How to Draft Brand Style Guidelines

In many ways, a brand identity is akin to your own personal identity. It is what makes your business different from your competition. Shaping a strong brand identity is essential to success in the hyper-competitive modern marketplaces we see today. It plays an integral role in the process of building valuable relationships with your ideal audience.

Drafting clear brand guidelines will help you to ensure that this carefully considered and well-formed identity translates to every single element of your branding, marketing and advertising materials, presenting a consistent and coherent image that your audience will find immediately recognisable and relatable.

What is a Brand Style Guide?

A brand style guide is a document that contains every important detail about your identity that your team can refer to when marketing, advertising or promoting your brand. Everything from your business copy to the imagery you choose to use on your social media channels must reflect your identity to ensure that you communicate authenticity and consistency.

Your Vision Statement

Building a brand always begins with a clear vision statement which defines precisely what you want to achieve and what sets you apart from the competition. The most effective vision statements have been carefully distilled into one sentence which establishes:

  • The services and/or products you provide
  • Your unique selling point (USP)
  • Where you see the business in 5, 10 or 15 years
  • A few words that best describe your brand

As such an integral element of your brand identity, ensuring that your team understands your vision is essential. Not only should your vision statement be clearly incorporated into your style guidelines, but it should also inform every key decision-making process within your business.

Your Brand Manifesto

Defining a brand manifesto gives you the chance to clearly establish what is driving your business. This statement should be concise, memorable and easy to understand. You might find it helpful to ask the following questions during this crucial process:

  • What are my brand values?
  • What are the pain points my business can address?
  • How can my business inspire and inform an audience?
  • Why should consumers purchase from my brand over my competition?

Again, it is vital that every member of your team understands your manifesto.

Your Value Proposition

Defining the unique value that you can provide to your customers will help to set you apart. In addition to clearly defining your audience demographic, your value proposition should set out your brand promise and detail what makes you different from your closest competitors.

As soon as you have established the key building blocks that form the foundations of your business, you can begin designing your visual identity and clearly setting these choices out in a style guide. Your aim here is to ensure that your visuals enhance your brand, reflect your values and clearly represent your mission.

There are a variety of ways in which your style guide will be applied, perhaps most notably when creating promotional items to boost the visibility of your brand, such as mugs, bags and promotional umbrellas. It is essential that each of these conveys a sense of identity and consistency but also that the item itself is useful and valued to your core audience.

Your Visual Identity

As one of the most important elements of your visual identity, your brand logo should convey the essence of your brand in a single image. Whether you opt to use icons, typography or graphics, the choices you make here will help you to shape the rest of the elements that collectively make up your brand identity.

Colour

Colour is a key component of a strong identity. In addition to shaping the way your audience feels about your brand, colour will help you to establish the reputation you want to build because we respond in very distinct ways to different hues and tones.

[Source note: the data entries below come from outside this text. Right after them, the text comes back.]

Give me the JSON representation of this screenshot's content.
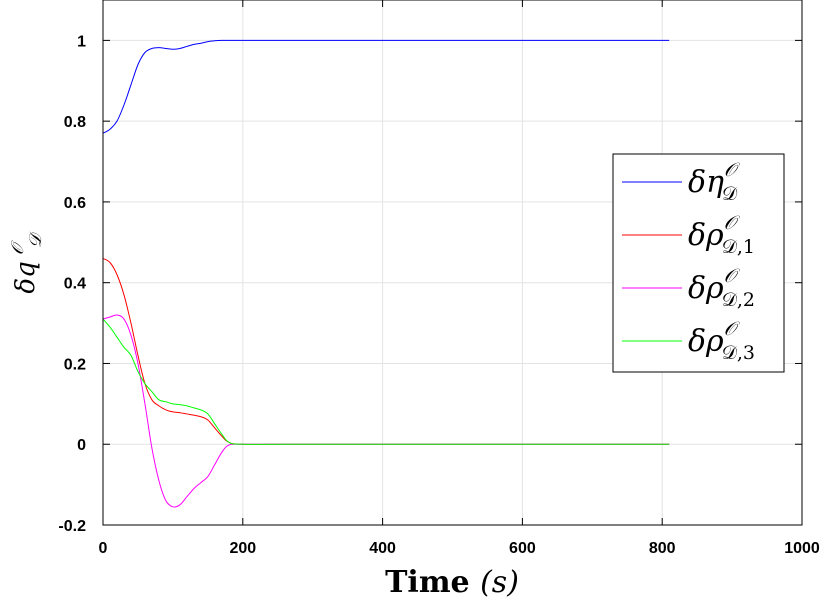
{
  "chart_data": {
    "type": "line",
    "xlabel": "Time (s)",
    "ylabel": "δq_D^O",
    "xlim": [
      0,
      1000
    ],
    "ylim": [
      -0.2,
      1.1
    ],
    "xticks": [
      0,
      200,
      400,
      600,
      800,
      1000
    ],
    "yticks": [
      -0.2,
      0,
      0.2,
      0.4,
      0.6,
      0.8,
      1
    ],
    "xtick_labels": [
      "0",
      "200",
      "400",
      "600",
      "800",
      "1000"
    ],
    "ytick_labels": [
      "-0.2",
      "0",
      "0.2",
      "0.4",
      "0.6",
      "0.8",
      "1"
    ],
    "grid": true,
    "legend_position": "right",
    "series": [
      {
        "name": "δη_D^O",
        "color": "#0000ff",
        "x": [
          0,
          10,
          20,
          30,
          40,
          50,
          60,
          70,
          80,
          90,
          100,
          110,
          120,
          130,
          140,
          150,
          160,
          170,
          180,
          200,
          300,
          400,
          500,
          600,
          700,
          810
        ],
        "y": [
          0.77,
          0.78,
          0.8,
          0.84,
          0.89,
          0.94,
          0.97,
          0.98,
          0.982,
          0.98,
          0.978,
          0.98,
          0.985,
          0.99,
          0.993,
          0.997,
          0.999,
          1.0,
          1.0,
          1.0,
          1.0,
          1.0,
          1.0,
          1.0,
          1.0,
          1.0
        ]
      },
      {
        "name": "δρ_D,1^O",
        "color": "#ff0000",
        "x": [
          0,
          10,
          20,
          30,
          40,
          50,
          60,
          70,
          80,
          90,
          100,
          110,
          120,
          130,
          140,
          150,
          160,
          170,
          180,
          200,
          300,
          400,
          500,
          600,
          700,
          810
        ],
        "y": [
          0.46,
          0.45,
          0.42,
          0.37,
          0.3,
          0.22,
          0.15,
          0.11,
          0.095,
          0.085,
          0.08,
          0.078,
          0.075,
          0.072,
          0.068,
          0.06,
          0.04,
          0.02,
          0.005,
          0.0,
          0.0,
          0.0,
          0.0,
          0.0,
          0.0,
          0.0
        ]
      },
      {
        "name": "δρ_D,2^O",
        "color": "#ff00ff",
        "x": [
          0,
          10,
          20,
          30,
          40,
          50,
          60,
          70,
          80,
          90,
          100,
          110,
          120,
          130,
          140,
          150,
          160,
          170,
          180,
          200,
          300,
          400,
          500,
          600,
          700,
          810
        ],
        "y": [
          0.31,
          0.315,
          0.32,
          0.31,
          0.27,
          0.2,
          0.1,
          -0.01,
          -0.09,
          -0.14,
          -0.155,
          -0.15,
          -0.13,
          -0.11,
          -0.095,
          -0.08,
          -0.05,
          -0.02,
          -0.002,
          0.0,
          0.0,
          0.0,
          0.0,
          0.0,
          0.0,
          0.0
        ]
      },
      {
        "name": "δρ_D,3^O",
        "color": "#00ff00",
        "x": [
          0,
          10,
          20,
          30,
          40,
          50,
          60,
          70,
          80,
          90,
          100,
          110,
          120,
          130,
          140,
          150,
          160,
          170,
          180,
          200,
          300,
          400,
          500,
          600,
          700,
          810
        ],
        "y": [
          0.31,
          0.29,
          0.265,
          0.24,
          0.22,
          0.18,
          0.15,
          0.13,
          0.11,
          0.105,
          0.1,
          0.098,
          0.095,
          0.09,
          0.085,
          0.075,
          0.05,
          0.025,
          0.005,
          0.0,
          0.0,
          0.0,
          0.0,
          0.0,
          0.0,
          0.0
        ]
      }
    ]
  }
}
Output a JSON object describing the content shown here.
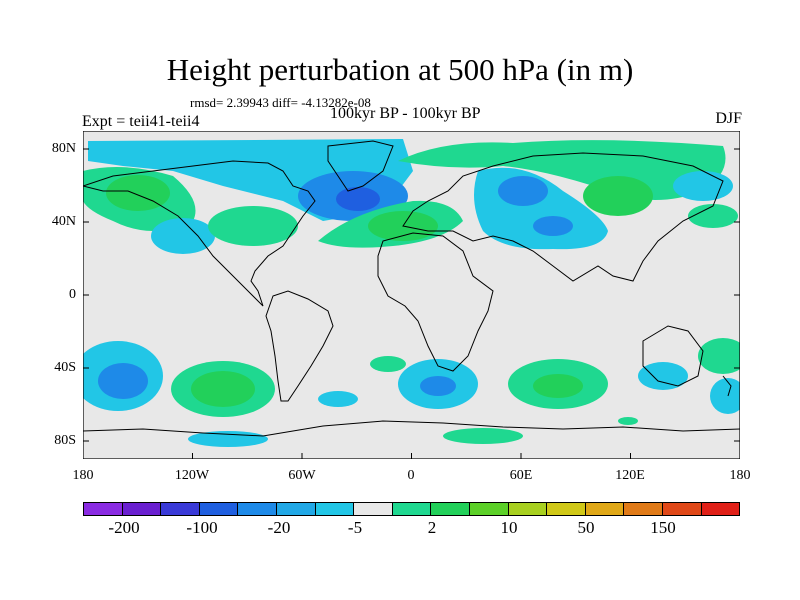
{
  "title": "Height perturbation at 500 hPa (in m)",
  "rmsd_text": "rmsd= 2.39943 diff= -4.13282e-08",
  "subtitle": "100kyr BP - 100kyr BP",
  "experiment": "Expt = teii41-teii4",
  "season": "DJF",
  "lat_labels": [
    "80N",
    "40N",
    "0",
    "40S",
    "80S"
  ],
  "lon_labels": [
    "180",
    "120W",
    "60W",
    "0",
    "60E",
    "120E",
    "180"
  ],
  "colorbar": {
    "colors": [
      "#8a2be2",
      "#6a1fd0",
      "#3a3ad8",
      "#1f5fe0",
      "#1e8ae8",
      "#21a8e6",
      "#22c6e6",
      "#e8e8e8",
      "#1fd890",
      "#22d05a",
      "#5cd028",
      "#a8d020",
      "#d0c818",
      "#e0a818",
      "#e07a18",
      "#e04818",
      "#e02018"
    ],
    "labels": [
      "-200",
      "-100",
      "-20",
      "-5",
      "2",
      "10",
      "50",
      "150"
    ],
    "neutral_color": "#e8e8e8"
  }
}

Your style guide should show swatches of your brand colours and detail Pantone names and numbers as well as CMYK, RGB and HEX codes.

Fonts

Similarly to colour, typography can evoke a variety of responses. For example, sans-serif fonts are generally viewed as being somewhat more informal than serif fonts.

It is a good idea to explain the reasons as to why your chosen fonts are so crucial to your brand identity in your style guide. Additionally, you must also make it clear precisely what each font should be used for as you might want to utilise different fonts for your headlines and your body text.

Alignment details should also be clearly set out here, particularly if it is critical that your copy should always be aligned right, aligned left or centred. Spacing information will also be critical to your design team, so include tracking and kerning ratios here to ensure that a consistent style is maintained even when changes to font sizes are required.

Consistency

The strongest brands implement consistency across everything they do. The more frequently you communicate a key message or aesthetic, the more familiar and memorable it will become to your audience. This is precisely why creating a style guide and ensuring that everyone in your organisation has access to it is so important.

Your style guide should include every approved version of your logo and clearly explain when it is appropriate to utilise each one. Providing visual examples will make these guidelines clear and ensure that your design team will find them easy to follow.

The instructions you include here should make clear:

  • Proportions and minimum size guidelines
  • Whether any white space should be left around visual imagery
  • Appropriate colour usage, explaining where and when to use different versions
  • Whether there are any ways you don’t want your visual imagery to be used

Your business is about more than the products and/or services you provide and you must take every opportunity to tell the world why you are the best at what you do. Your style guide will help your team to stay true to the ethos and values of your brand as you drive the business forward to still greater success.